AMD made its own version called HIP, which translates quite directly to CUDA, but also runs on AMD cards via ROCm.

Intel has its own stack called oneAPI, which I think is based on SYCL, a Khronos standard (just like OpenCL/OpenGL/Vulkan/etc). I believe SYCL programs can also be ran on AMD and NVIDIA using third-party compilers/translation tools such as hipSYCL, and I think SYCL can also be compiled to OpenCL.

I recently also heard about efforts to support running HIP programs on SYCL, so hopefully soon GPU compute will be less vendor-bound, with CUDA translating relatively easily to HIP, and HIP and SYCL also not offering compatibility problems either way.


👤 rhn_mk1
It's not in nvidia's interest to promote a competitor to their own solution (locked to their GPUs exclusively). AMD lacks the interest to push ROCm to consumers, but instead seems to be focusing on HPC deployments, meaning that they don't have to be interoperable either.

The only hope is that Intel pushes OpenCL as one of the selling points of their new Arc GPUs. They seem to be starting with the gaming market, however, which isn't very interested in computing. It could be that they have plans to attack the non-HPC market, in which case it would make sense to follow OpenCL.

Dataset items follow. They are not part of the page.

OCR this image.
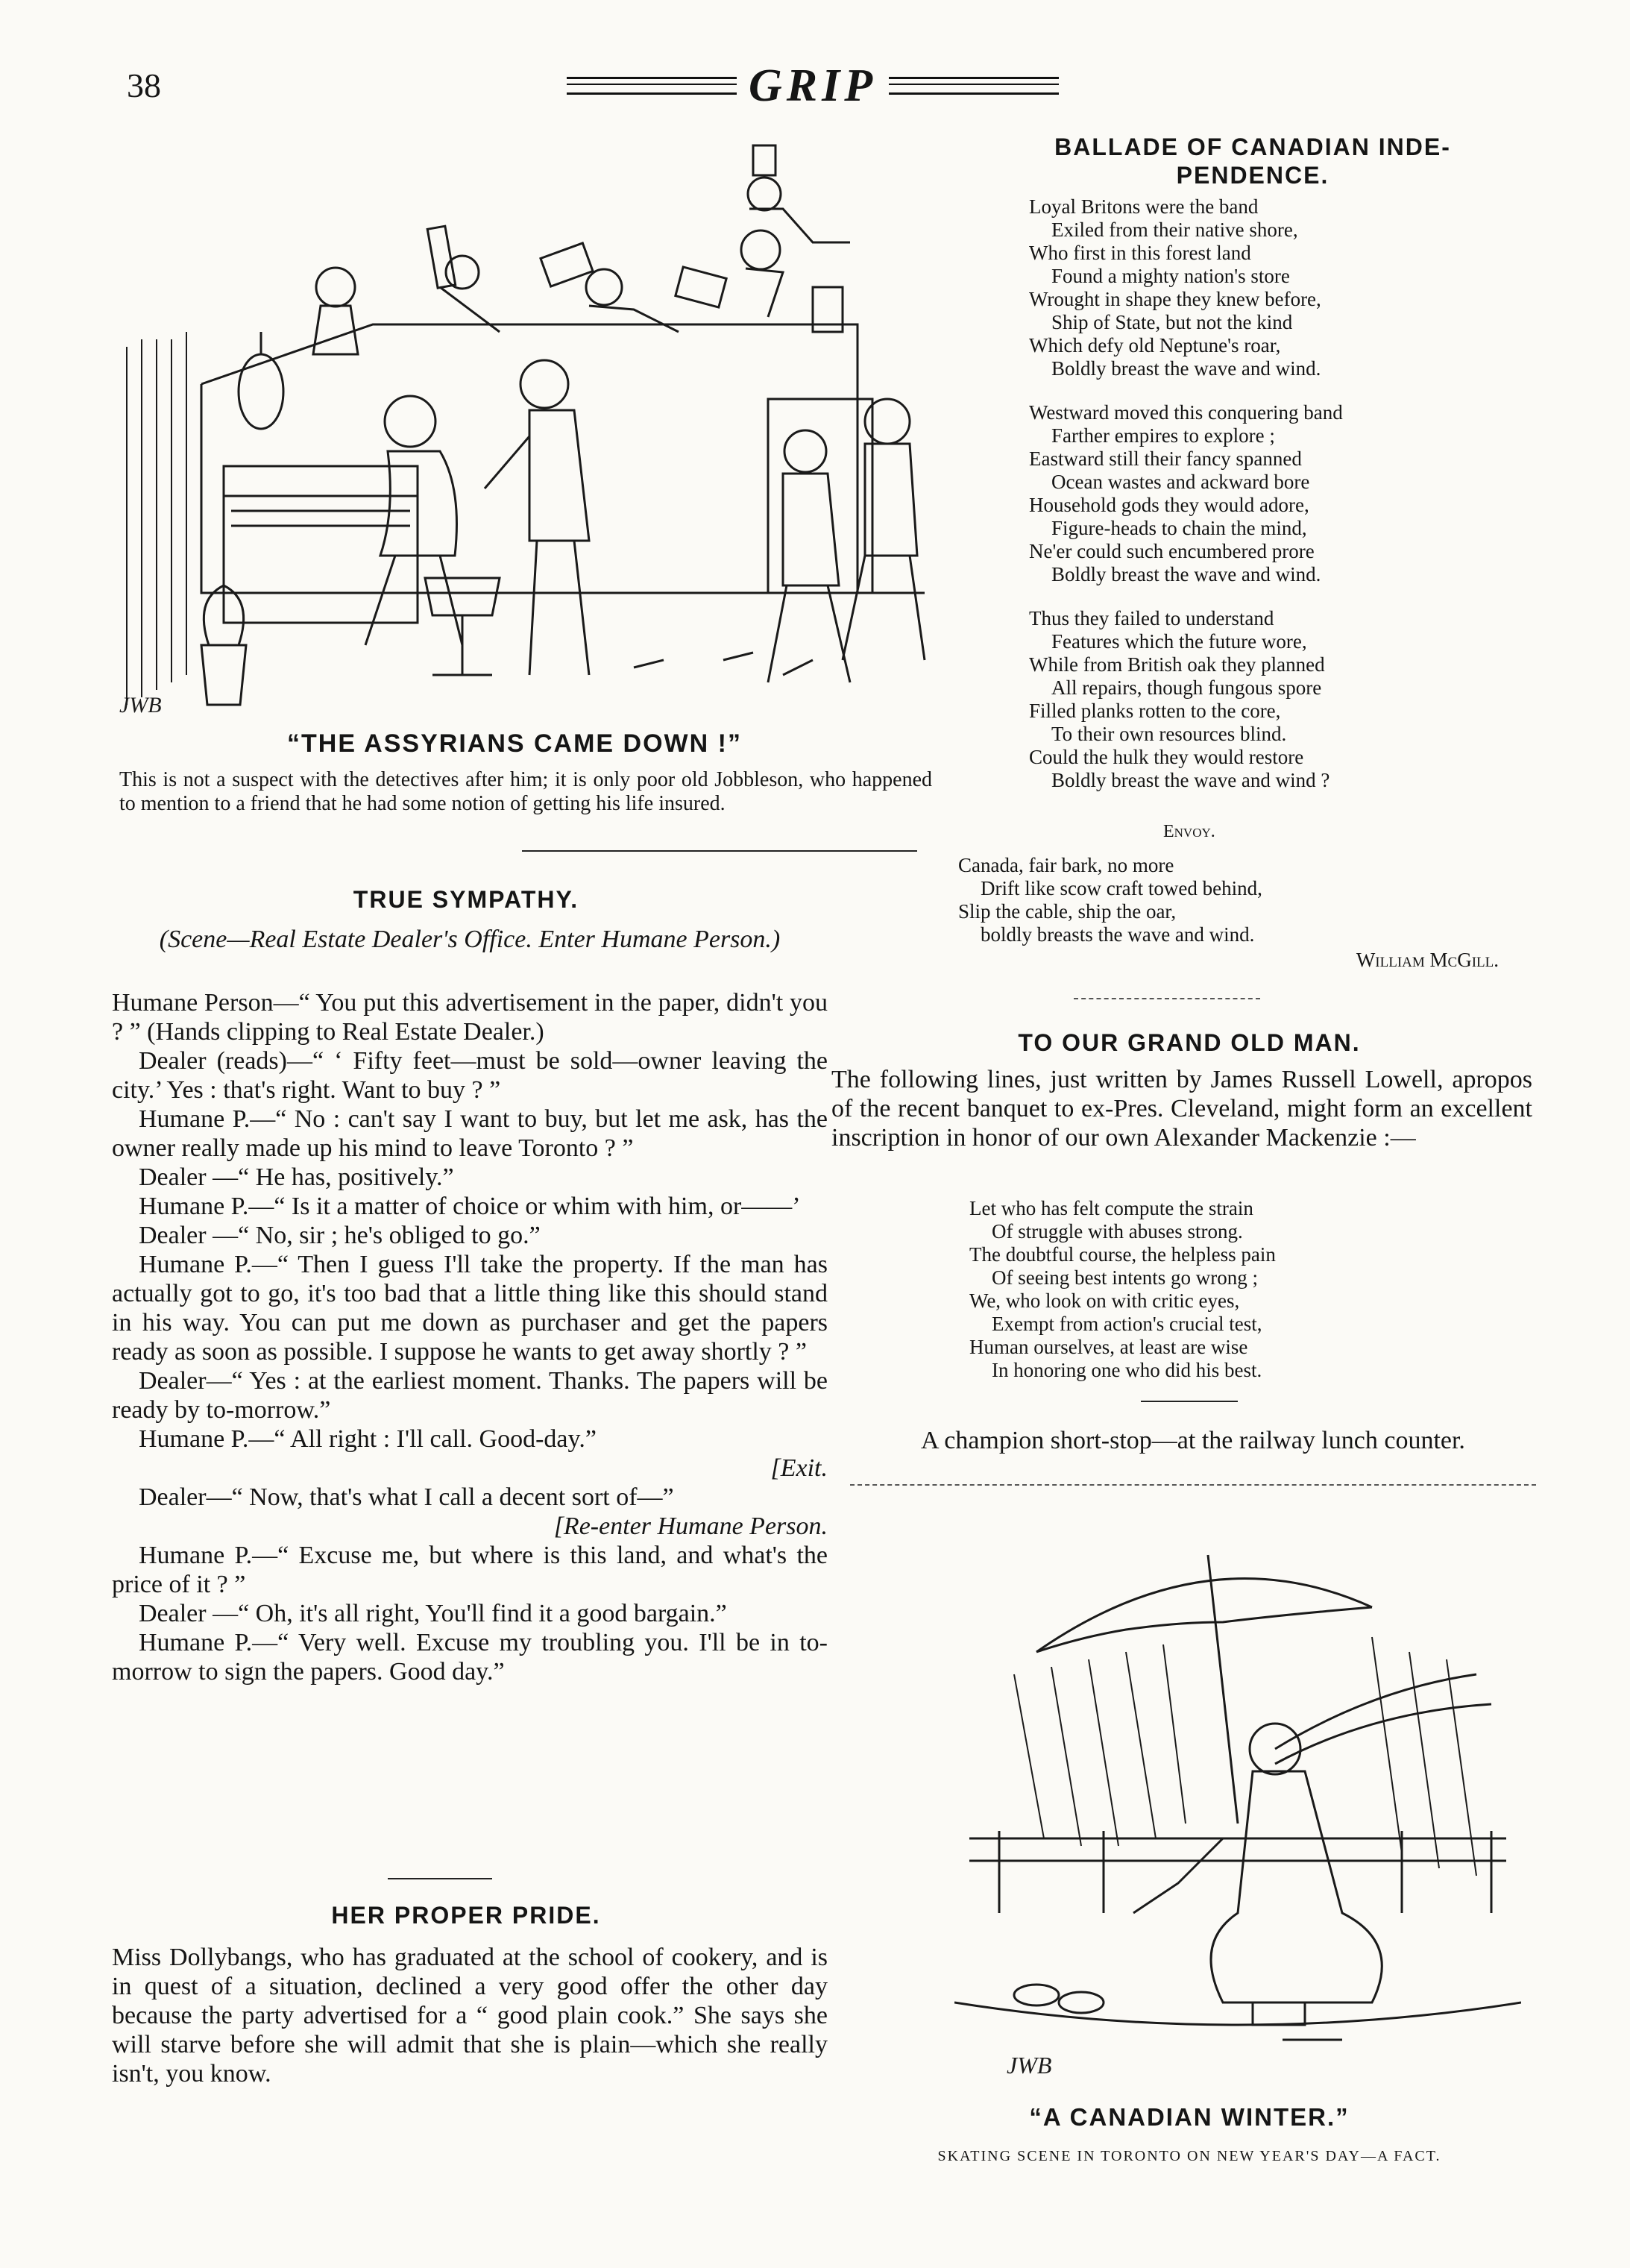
38	GRIP
JWB
“THE ASSYRIANS CAME DOWN !”
This is not a suspect with the detectives after him; it is only poor old Jobbleson, who happened to mention to a friend that he had some notion of getting his life insured.
TRUE SYMPATHY.
(Scene—Real Estate Dealer's Office. Enter Humane Person.)

Humane Person—“ You put this advertisement in the paper, didn't you ? ” (Hands clipping to Real Estate Dealer.)

Dealer (reads)—“ ‘ Fifty feet—must be sold—owner leaving the city.’ Yes : that's right. Want to buy ? ”

Humane P.—“ No : can't say I want to buy, but let me ask, has the owner really made up his mind to leave Toronto ? ”

Dealer —“ He has, positively.”

Humane P.—“ Is it a matter of choice or whim with him, or——’

Dealer —“ No, sir ; he's obliged to go.”

Humane P.—“ Then I guess I'll take the property. If the man has actually got to go, it's too bad that a little thing like this should stand in his way. You can put me down as purchaser and get the papers ready as soon as possible. I suppose he wants to get away shortly ? ”

Dealer—“ Yes : at the earliest moment. Thanks. The papers will be ready by to-morrow.”

Humane P.—“ All right : I'll call. Good-day.”

[Exit.

Dealer—“ Now, that's what I call a decent sort of—”

[Re-enter Humane Person.

Humane P.—“ Excuse me, but where is this land, and what's the price of it ? ”

Dealer —“ Oh, it's all right, You'll find it a good bargain.”

Humane P.—“ Very well. Excuse my troubling you. I'll be in to-morrow to sign the papers. Good day.”

HER PROPER PRIDE.

Miss Dollybangs, who has graduated at the school of cookery, and is in quest of a situation, declined a very good offer the other day because the party advertised for a “ good plain cook.” She says she will starve before she will admit that she is plain—which she really isn't, you know.

BALLADE OF CANADIAN INDE-
PENDENCE.
Loyal Britons were the band
Exiled from their native shore,
Who first in this forest land
Found a mighty nation's store
Wrought in shape they knew before,
Ship of State, but not the kind
Which defy old Neptune's roar,
Boldly breast the wave and wind.
Westward moved this conquering band
Farther empires to explore ;
Eastward still their fancy spanned
Ocean wastes and ackward bore
Household gods they would adore,
Figure-heads to chain the mind,
Ne'er could such encumbered prore
Boldly breast the wave and wind.
Thus they failed to understand
Features which the future wore,
While from British oak they planned
All repairs, though fungous spore
Filled planks rotten to the core,
To their own resources blind.
Could the hulk they would restore
Boldly breast the wave and wind ?
Envoy.
Canada, fair bark, no more
Drift like scow craft towed behind,
Slip the cable, ship the oar,
boldly breasts the wave and wind.
William McGill.
TO OUR GRAND OLD MAN.

The following lines, just written by James Russell Lowell, apropos of the recent banquet to ex-Pres. Cleveland, might form an excellent inscription in honor of our own Alexander Mackenzie :—

Let who has felt compute the strain
Of struggle with abuses strong.
The doubtful course, the helpless pain
Of seeing best intents go wrong ;
We, who look on with critic eyes,
Exempt from action's crucial test,
Human ourselves, at least are wise
In honoring one who did his best.
A champion short-stop—at the railway lunch counter.
JWB
“A CANADIAN WINTER.”
SKATING SCENE IN TORONTO ON NEW YEAR'S DAY—A FACT.
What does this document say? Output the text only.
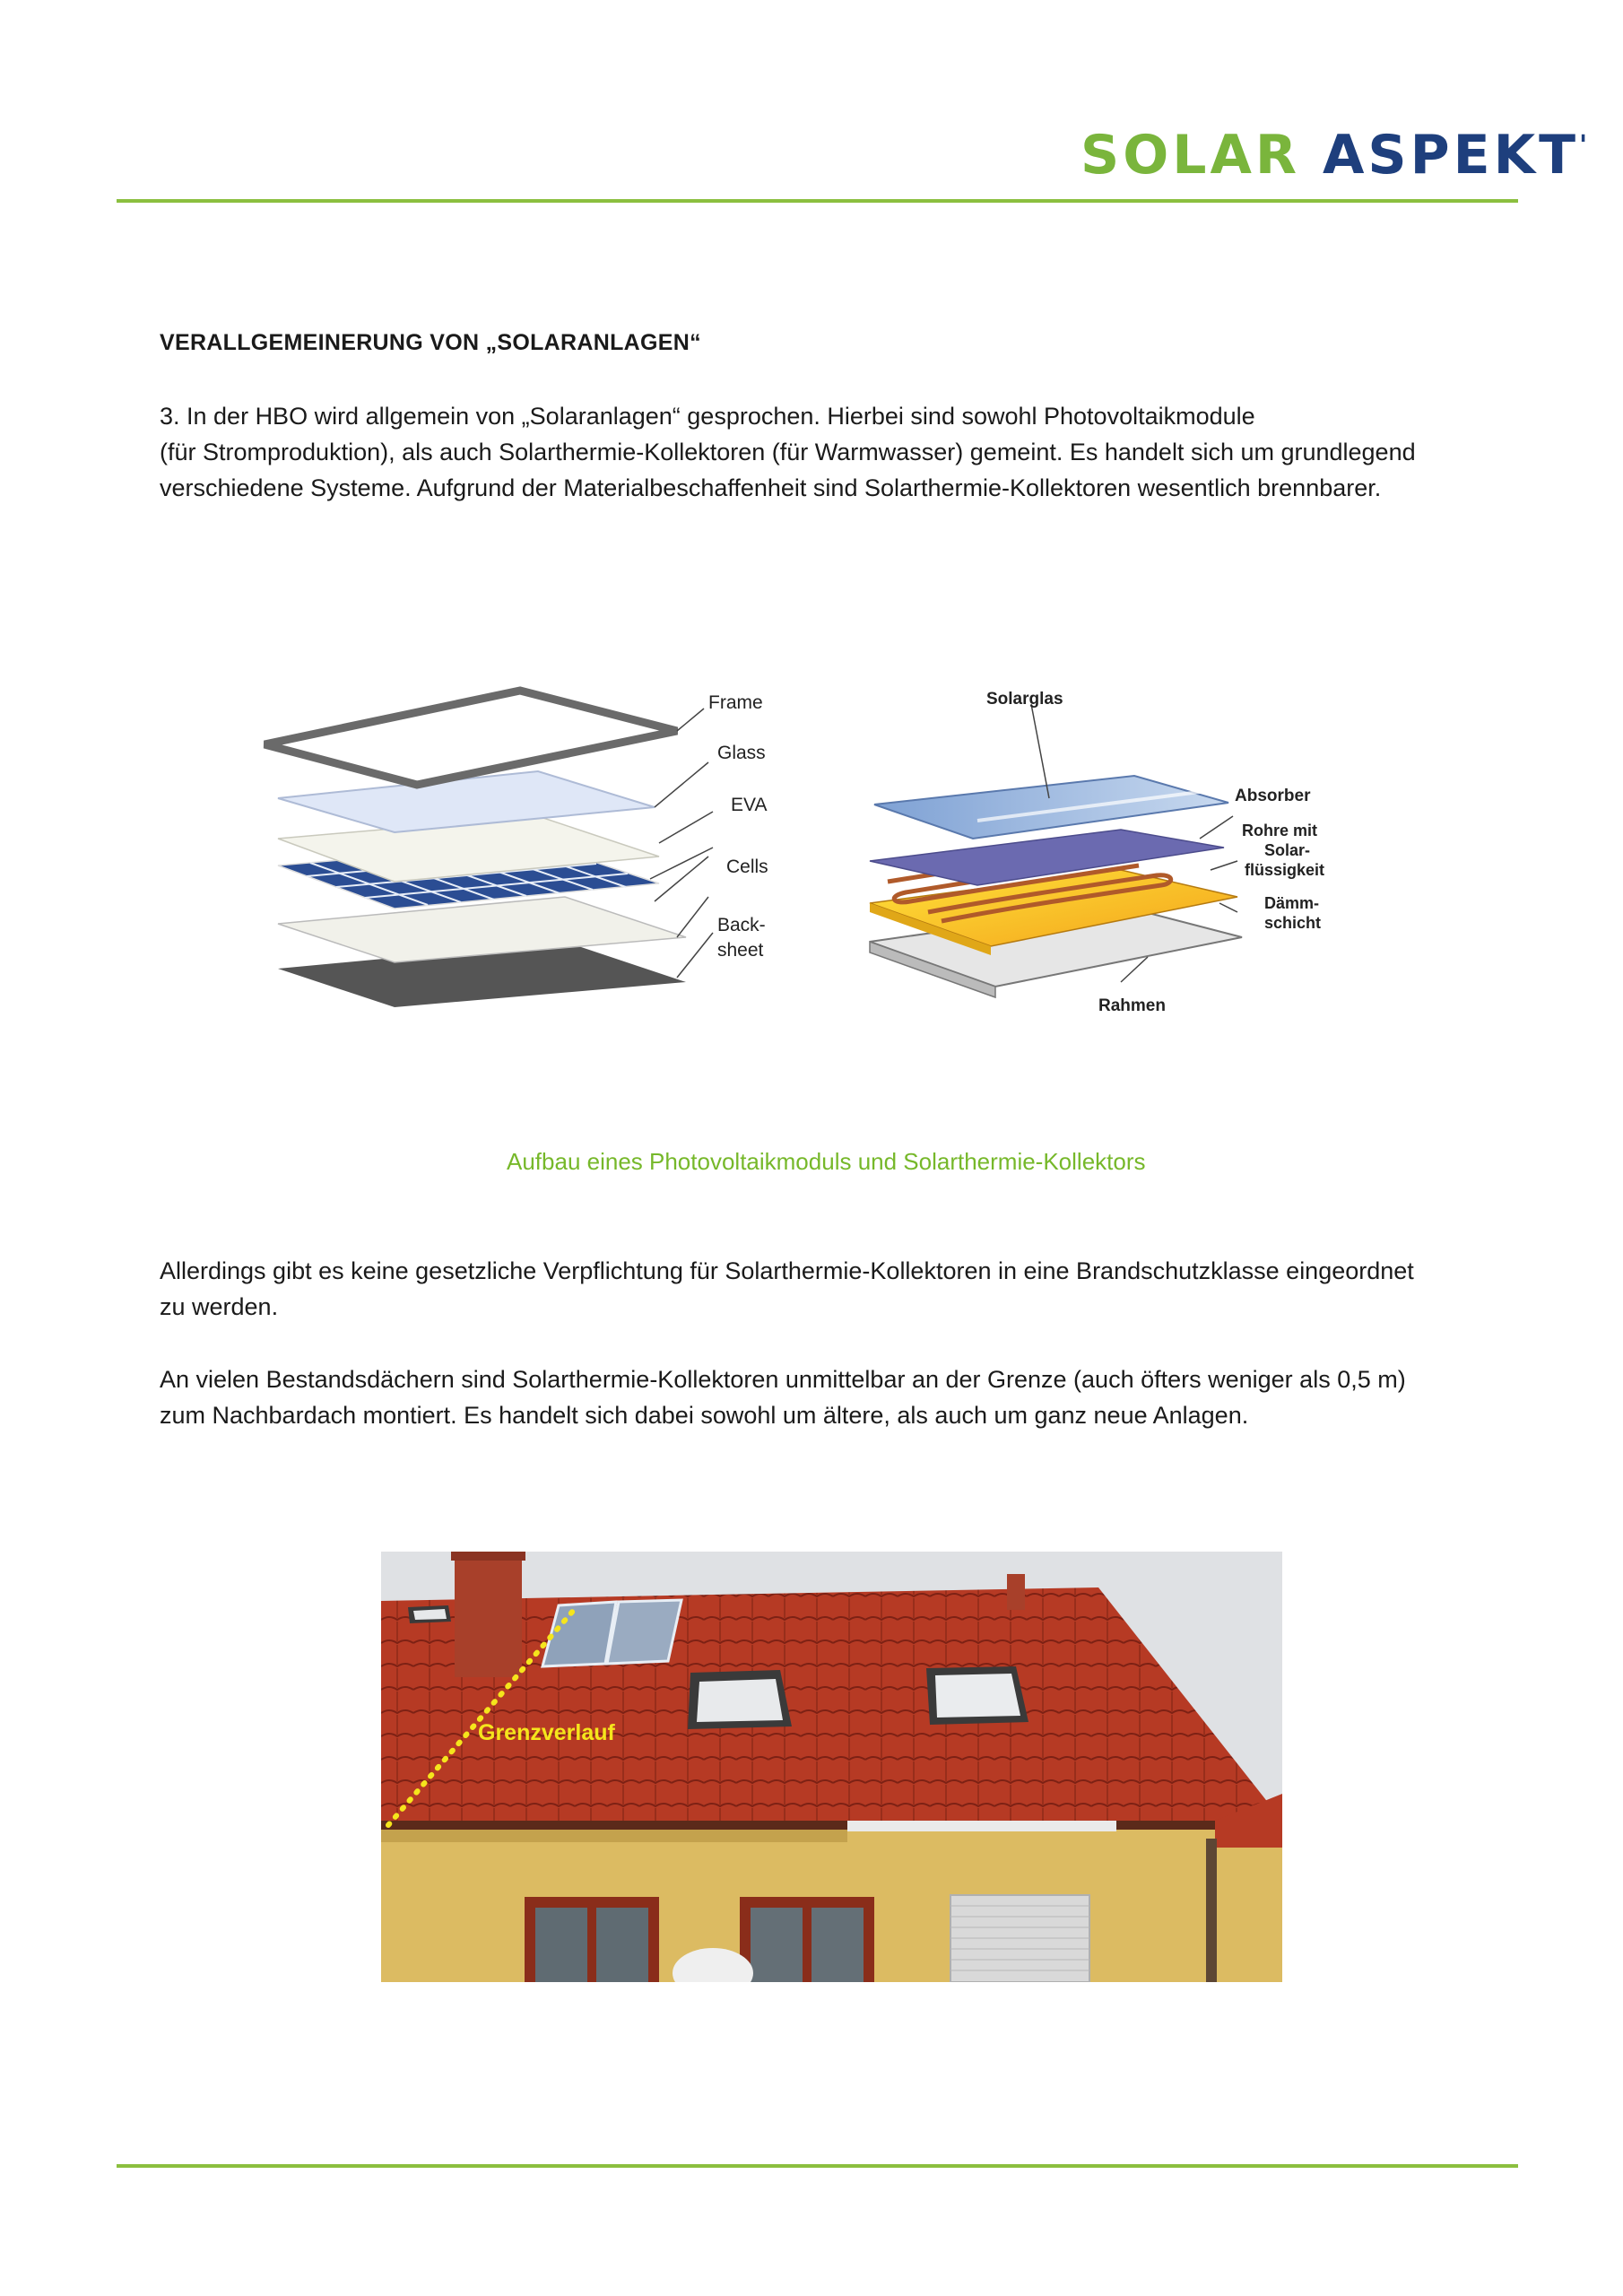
SOLAR ASPEKT'
VERALLGEMEINERUNG VON „SOLARANLAGEN“
3. In der HBO wird allgemein von „Solaranlagen“ gesprochen. Hierbei sind sowohl Photovoltaikmodule
(für Stromproduktion), als auch Solarthermie-Kollektoren (für Warmwasser) gemeint. Es handelt sich um grundlegend
verschiedene Systeme. Aufgrund der Materialbeschaffenheit sind Solarthermie-Kollektoren wesentlich brennbarer.
Frame
Glass
EVA
Cells
Back-
sheet
Solarglas
Absorber
Rohre mit
Solar-
flüssigkeit
Dämm-
schicht
Rahmen
Aufbau eines Photovoltaikmoduls und Solarthermie-Kollektors
Allerdings gibt es keine gesetzliche Verpflichtung für Solarthermie-Kollektoren in eine Brandschutzklasse eingeordnet
zu werden.
An vielen Bestandsdächern sind Solarthermie-Kollektoren unmittelbar an der Grenze (auch öfters weniger als 0,5 m)
zum Nachbardach montiert. Es handelt sich dabei sowohl um ältere, als auch um ganz neue Anlagen.
Grenzverlauf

At the same time, Intel is developing oneAPI, so it may make more sense to look at that instead of OpenCL.


👤 saltcured
I found OpenCL useful for a narrowly focused project at work. I used the Python OpenCL bindings. My experience is somewhat dated as I did most of this about 4-5 years ago and then stopped paying much attention to it. That code continues to run in production without any real maintenance, which I consider a point in favor of it. I.e. it just gets redeployed to newer OS and Python installs and continues to work.

From others' comments here, it seems there hasn't been much development since then in OpenCL land. I imagine details of device support might vary over generations of hardware and driver releases... I made use of half-precision float storage but ran compute at single-precision since my devices did not offer fast half-precision math.

This was small "hpc", i.e. a task that would run on one workstation or modest single socket or dual socket x86_64 server or VM. The most performance-sensitive aspect was that it was also used during the data loading/startup phase of an interactive tool. So a human user was impatiently waiting for results. The first prototype was just using Python numpy routines for convolutions, etc. I used OpenCL to get running time from many minutes down to tens of seconds and called it good enough.

I enjoyed that I could run the same code on a workstation GPU with the NVIDIA driver or via x86 multithreaded SIMD using the Intel driver. I did not do any real work with Intel nor AMD GPUs because of the hardware selection we had on hand. I also needed more than 6GB GPU RAM for it to be worth using. Even my Titan X with 12GB was only about 2-3x faster than using x86 SIMD for my problem, due to the complex tradeoffs between RAM and bus bandwidths for data transfers. This is after I'd already done some algorithmic optimizations to bring down the compute/IO ratio.

A big thing I hear others talk about is the rich development tools with CUDA and the relatively impoverished OpenCL tooling. I am old school enough to get along without it. I was able to compensate for limited Python OpenCL tools by doing some of my development and debugging cycle embedded in hacked up variants of my own viz tools. You might think of this a bit like debugging with printf, except my print statement could send a dense 3D array into an OpenGL-based renderer on my workstation.